Castle Pines' future library will be a two-story building between 9,000 and 12,500 square feet, and the city will get to use about 2,000 square feet for offices and pay $12 a year for the space — and it's expected the building will be ready for occupancy by Dec. 31, 2016, according to an agreement between the city and Douglas County Libraries.
Castle Pines City Council voted Sept. 24 to OK that agreement. After that, council gave initial approval on first reading, to conveying land — a half-acre the city just bought — to the library district for free, which will then have the responsibility to design and construct the building.
The library board planned to vote on the agreement the next evening, Sept. 25, but had to delay.
“There are a couple of exhibits that were missing, and our attorneys are still reviewing,” wrote Jamie LaRue, director of Douglas County Libraries, in a recent email. “So we've pushed it to the October meeting.”
The city bought the half-acre for $392,000 on Aug. 30. The empty lot, bought from Village Square LLC, is located downtown just west of the building that now houses several businesses, including the current library, which is located in a storefront of about 1,600 square feet at 7437 Village Square Drive.
Castle Pines Councilmember James Einolf explained in a past interview the Douglas County Library District owned a building lot at one time, but didn't like the location — which was near the Castle Pines Metro District office at 4707 Yorkshire Drive. The metro district wanted the land and bought it from the library district, which then used the money to buy books for the area. So, the money stayed in the city, Einolf said.
Now, with the land bought by the city — and soon to be donated to the library, if the council gives final approval at a future second hearing — the library will take over from there. The city expects to recoup the money paid for the land when it no longer has to pay rent at its current office location at 7501 Village Square Drive and can move into the new library building for $12 a year for 10 years.

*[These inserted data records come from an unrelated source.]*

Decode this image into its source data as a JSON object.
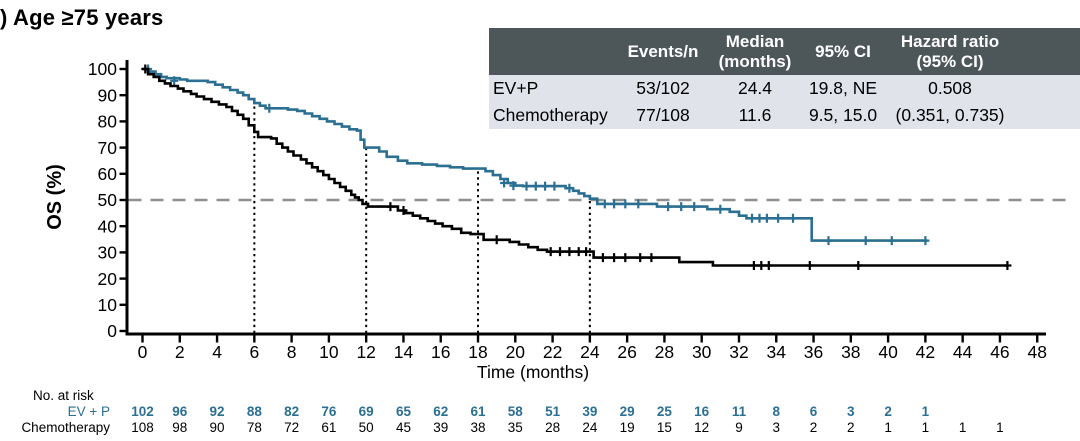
{
  "title": ") Age ≥75 years",
  "colors": {
    "evp": "#2b6f93",
    "chemo": "#000000",
    "table_header_bg": "#4d5659",
    "table_header_text": "#ffffff",
    "table_body_bg": "#e0e3ea",
    "reference_line": "#8f8f8f",
    "axis": "#000000"
  },
  "summary_table": {
    "headers": {
      "label": "",
      "events": "Events/n",
      "median": "Median\n(months)",
      "ci": "95% CI",
      "hr": "Hazard ratio\n(95% CI)"
    },
    "rows": [
      {
        "label": "EV+P",
        "events": "53/102",
        "median": "24.4",
        "ci": "19.8, NE",
        "hr": "0.508"
      },
      {
        "label": "Chemotherapy",
        "events": "77/108",
        "median": "11.6",
        "ci": "9.5, 15.0",
        "hr": "(0.351, 0.735)"
      }
    ]
  },
  "chart_data": {
    "type": "line",
    "subtype": "kaplan-meier-step",
    "title": "",
    "xlabel": "Time (months)",
    "ylabel": "OS (%)",
    "xlim": [
      0,
      48
    ],
    "ylim": [
      0,
      100
    ],
    "grid": false,
    "x_ticks": [
      0,
      2,
      4,
      6,
      8,
      10,
      12,
      14,
      16,
      18,
      20,
      22,
      24,
      26,
      28,
      30,
      32,
      34,
      36,
      38,
      40,
      42,
      44,
      46,
      48
    ],
    "y_ticks": [
      0,
      10,
      20,
      30,
      40,
      50,
      60,
      70,
      80,
      90,
      100
    ],
    "reference_lines": {
      "h_dashed_y": 50,
      "v_dotted": [
        {
          "x": 6,
          "top": 87
        },
        {
          "x": 12,
          "top": 70
        },
        {
          "x": 18,
          "top": 61
        },
        {
          "x": 24,
          "top": 50.5
        }
      ]
    },
    "series": [
      {
        "name": "EV+P",
        "color": "#2b6f93",
        "steps": [
          [
            0,
            100
          ],
          [
            0.3,
            99
          ],
          [
            0.7,
            98
          ],
          [
            1.0,
            97
          ],
          [
            1.3,
            96.5
          ],
          [
            2.0,
            96
          ],
          [
            2.4,
            95.5
          ],
          [
            3.5,
            95
          ],
          [
            3.9,
            94
          ],
          [
            4.3,
            93
          ],
          [
            4.7,
            92
          ],
          [
            5.1,
            91
          ],
          [
            5.4,
            90
          ],
          [
            5.7,
            88.5
          ],
          [
            6.0,
            87
          ],
          [
            6.3,
            86
          ],
          [
            6.6,
            85
          ],
          [
            7.8,
            84.5
          ],
          [
            8.3,
            84
          ],
          [
            8.7,
            83
          ],
          [
            9.1,
            82
          ],
          [
            9.5,
            81
          ],
          [
            9.9,
            80
          ],
          [
            10.3,
            79
          ],
          [
            10.7,
            78
          ],
          [
            11.1,
            77
          ],
          [
            11.5,
            76.5
          ],
          [
            11.7,
            73
          ],
          [
            11.9,
            70
          ],
          [
            12.7,
            68.5
          ],
          [
            13.1,
            66.5
          ],
          [
            13.7,
            65
          ],
          [
            14.2,
            64
          ],
          [
            15.0,
            63.5
          ],
          [
            15.8,
            63
          ],
          [
            16.5,
            62.5
          ],
          [
            17.2,
            62
          ],
          [
            18.4,
            61
          ],
          [
            18.8,
            59.5
          ],
          [
            19.2,
            58
          ],
          [
            19.6,
            56.5
          ],
          [
            20.0,
            55.5
          ],
          [
            20.4,
            55.3
          ],
          [
            22.7,
            54.5
          ],
          [
            23.1,
            53.5
          ],
          [
            23.4,
            52.5
          ],
          [
            23.7,
            51.5
          ],
          [
            24.0,
            50.5
          ],
          [
            24.4,
            48.5
          ],
          [
            27.6,
            47.5
          ],
          [
            30.3,
            46.5
          ],
          [
            31.5,
            45.5
          ],
          [
            32.0,
            44
          ],
          [
            32.4,
            43
          ],
          [
            35.9,
            34.5
          ]
        ],
        "end": 42.1,
        "censors": [
          [
            0.3,
            100
          ],
          [
            1.7,
            95.5
          ],
          [
            6.8,
            85
          ],
          [
            19.4,
            56.5
          ],
          [
            19.9,
            55.5
          ],
          [
            20.6,
            55.3
          ],
          [
            21.1,
            55.3
          ],
          [
            21.6,
            55.3
          ],
          [
            22.1,
            55.3
          ],
          [
            22.9,
            54.5
          ],
          [
            24.8,
            48.5
          ],
          [
            25.3,
            48.5
          ],
          [
            25.9,
            48.5
          ],
          [
            26.6,
            48.5
          ],
          [
            28.2,
            47.5
          ],
          [
            28.9,
            47.5
          ],
          [
            29.6,
            47.5
          ],
          [
            31.0,
            46.5
          ],
          [
            32.7,
            43
          ],
          [
            33.1,
            43
          ],
          [
            33.5,
            43
          ],
          [
            34.1,
            43
          ],
          [
            34.9,
            43
          ],
          [
            36.8,
            34.5
          ],
          [
            38.8,
            34.5
          ],
          [
            40.2,
            34.5
          ],
          [
            42.0,
            34.5
          ]
        ]
      },
      {
        "name": "Chemotherapy",
        "color": "#000000",
        "steps": [
          [
            0,
            100
          ],
          [
            0.3,
            98
          ],
          [
            0.6,
            97
          ],
          [
            0.9,
            95.5
          ],
          [
            1.2,
            94.5
          ],
          [
            1.5,
            93.5
          ],
          [
            1.9,
            92.5
          ],
          [
            2.2,
            91.5
          ],
          [
            2.6,
            90.5
          ],
          [
            2.9,
            89.5
          ],
          [
            3.3,
            88.5
          ],
          [
            3.7,
            87.5
          ],
          [
            4.1,
            86.5
          ],
          [
            4.5,
            85.5
          ],
          [
            4.8,
            84
          ],
          [
            5.1,
            82.5
          ],
          [
            5.4,
            81
          ],
          [
            5.7,
            78.5
          ],
          [
            6.0,
            76
          ],
          [
            6.2,
            74
          ],
          [
            6.9,
            73.5
          ],
          [
            7.2,
            71.5
          ],
          [
            7.5,
            70
          ],
          [
            7.8,
            68.5
          ],
          [
            8.1,
            67
          ],
          [
            8.5,
            65.5
          ],
          [
            8.8,
            64
          ],
          [
            9.1,
            62.5
          ],
          [
            9.4,
            61
          ],
          [
            9.7,
            59.5
          ],
          [
            10.0,
            58
          ],
          [
            10.3,
            56.5
          ],
          [
            10.6,
            55
          ],
          [
            10.9,
            53.5
          ],
          [
            11.2,
            52
          ],
          [
            11.4,
            51
          ],
          [
            11.6,
            50
          ],
          [
            11.8,
            48.5
          ],
          [
            12.1,
            47.5
          ],
          [
            13.7,
            46
          ],
          [
            14.1,
            45
          ],
          [
            14.5,
            44
          ],
          [
            14.9,
            43
          ],
          [
            15.3,
            42
          ],
          [
            15.7,
            41
          ],
          [
            16.1,
            40
          ],
          [
            16.6,
            39
          ],
          [
            17.1,
            37.5
          ],
          [
            17.6,
            37
          ],
          [
            18.3,
            34.8
          ],
          [
            19.7,
            34
          ],
          [
            20.2,
            33
          ],
          [
            20.7,
            32
          ],
          [
            21.2,
            31
          ],
          [
            21.7,
            30.3
          ],
          [
            24.2,
            28
          ],
          [
            28.8,
            26.3
          ],
          [
            30.6,
            25
          ]
        ],
        "end": 46.4,
        "censors": [
          [
            0.15,
            100
          ],
          [
            13.3,
            47.5
          ],
          [
            14.0,
            46
          ],
          [
            19.0,
            34.8
          ],
          [
            21.9,
            30.3
          ],
          [
            22.4,
            30.3
          ],
          [
            22.9,
            30.3
          ],
          [
            23.4,
            30.3
          ],
          [
            23.8,
            30.3
          ],
          [
            24.7,
            28
          ],
          [
            25.3,
            28
          ],
          [
            25.9,
            28
          ],
          [
            26.7,
            28
          ],
          [
            27.3,
            28
          ],
          [
            32.8,
            25
          ],
          [
            33.2,
            25
          ],
          [
            33.6,
            25
          ],
          [
            35.8,
            25
          ],
          [
            38.4,
            25
          ],
          [
            46.4,
            25
          ]
        ]
      }
    ],
    "medians_shown": {
      "EV+P": 24.4,
      "Chemotherapy": 11.6
    }
  },
  "at_risk": {
    "title": "No. at risk",
    "rows": [
      {
        "label": "EV + P",
        "color": "#2b6f93",
        "values": [
          102,
          96,
          92,
          88,
          82,
          76,
          69,
          65,
          62,
          61,
          58,
          51,
          39,
          29,
          25,
          16,
          11,
          8,
          6,
          3,
          2,
          1
        ]
      },
      {
        "label": "Chemotherapy",
        "color": "#000000",
        "values": [
          108,
          98,
          90,
          78,
          72,
          61,
          50,
          45,
          39,
          38,
          35,
          28,
          24,
          19,
          15,
          12,
          9,
          3,
          2,
          2,
          1,
          1,
          1,
          1
        ]
      }
    ]
  }
}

Sam Bishop, Castle Pines' community development director, said at the Sept. 24 council meeting that in the agreement, the city will hold a special warranty deed in escrow until a building permit is issued for the structure. The agreement also requires the library to be in operation for a minimum of 10 years
Bishop said the city is “in desperate need of meeting space” and the agreement gives the city meeting space in the building for planning commission and council meetings and for municipal court needs.